Esses dias eu pensei muito em Vovó Leonor, deve ser porque ela morreu nessa época, no mesmo mês que ela fazia aniversário. Ela morreu Câncer e nasceu Leão. Vendo por esse lado, tem tudo a ver com a história dela. Eu era muito nova, porém lembro perfeitamente da imagem que eu fazia dela, uma senhora muito chique, delicada, de sorriso fácil, de humor refinado. Resignada, mas só por culpa da sua geração.

Vovó era muito vaidosa, sempre de batom vermelho Chanel, com pérolas e coque no cabelo. Ela era de uma época que recebia as amigas no terraço para o chá, todas com seus perfumes franceses amadeirados, cheiro de maquiagem, de laquê.

Morreu por culpa de uma doença degenerativa e nem com todo o sofrimento da doença, deixava a dignidade de lado. Lembro de só vê-la abatida, abatida mesmo, na reta final.

Gosto de pensar que ela era muito inteligente, intelectual, mas não tenho certeza. Devia ser afinal, filha de uma família rica de Pernambuco, ela teve acesso e gostava de arte, literatura, viajou para meio mundo, era bailarina e falava Francês. Pra completar o charme, tinha voz de cantora de rádio antiga. Apaixonou-se pelo meu avô, um “sertanejo véi”, folclórico, charmoso e bom vivant, que tinha péssimo hábito com dinheiro e que a levou para outra realidade. Aposto como ela não se arrepende de nada e eu agradeço, pois sou muito sertão, muito pé de araçá, pé no chão, bicho de pé.
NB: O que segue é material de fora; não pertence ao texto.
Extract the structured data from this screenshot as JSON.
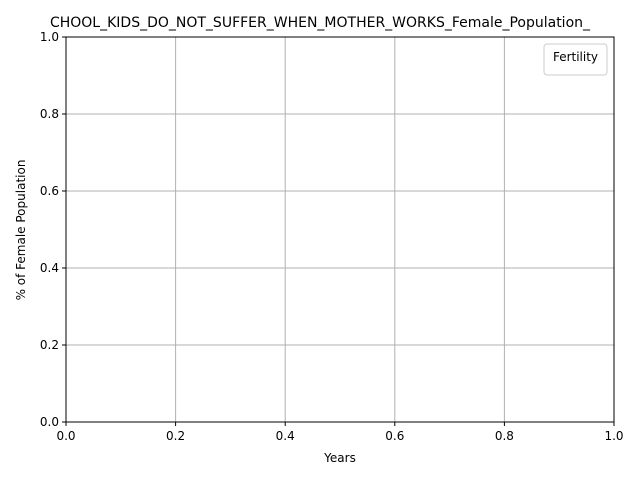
{
  "chart_data": {
    "type": "line",
    "title": "CHOOL_KIDS_DO_NOT_SUFFER_WHEN_MOTHER_WORKS_Female_Population_",
    "xlabel": "Years",
    "ylabel": "% of Female Population",
    "xlim": [
      0.0,
      1.0
    ],
    "ylim": [
      0.0,
      1.0
    ],
    "x_ticks": [
      0.0,
      0.2,
      0.4,
      0.6,
      0.8,
      1.0
    ],
    "y_ticks": [
      0.0,
      0.2,
      0.4,
      0.6,
      0.8,
      1.0
    ],
    "x_tick_labels": [
      "0.0",
      "0.2",
      "0.4",
      "0.6",
      "0.8",
      "1.0"
    ],
    "y_tick_labels": [
      "0.0",
      "0.2",
      "0.4",
      "0.6",
      "0.8",
      "1.0"
    ],
    "grid": true,
    "legend": {
      "title": "Fertility",
      "placement": "top-right",
      "entries": []
    },
    "series": []
  },
  "colors": {
    "axis": "#000000",
    "grid": "#b0b0b0",
    "legend_border": "#cccccc",
    "background": "#ffffff"
  }
}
Amava e incentivava minha vertente poética. Pensando assim, vejo que ela era do tempo que eu queria ser poeta. Acho isso muito marcante na minha história.

Sofri muito com a morte dela. E acredito, piamente, que mantive certo contato espiritual até o final da minha infância, quando os canais ainda estão abertos e o coração puro. Depois, aos 16 anos, quando tive o susto de ser diagnosticada com um melanoma, foi ela quem me acalmou, em sonho, me dizendo que eu estava curada.

Depois nunca mais.

Vovó virou história, virou minha lenda, virou bruxa, virou antepassado. Eu sou ela, assim como sou todas as mulheres que me rodeiam, as mulheres da minha família que surgiram dela, que fugiram dela, que se identificaram com ela.

Vovó é a mão fazendo cafuné e cantarolando pra mim, antes do sono chegar, ela é a voz dizendo: Lia, deixe de ser buliçosa.  Ela é o bom humor me ensinando a soltar pum sem fazer barulho. Ela é a graciosidade de me aceitar como eu era, por isso, acredito que seríamos grande amigas.

O que eu não acredito é que já estamos há 18 anos sem sua presença.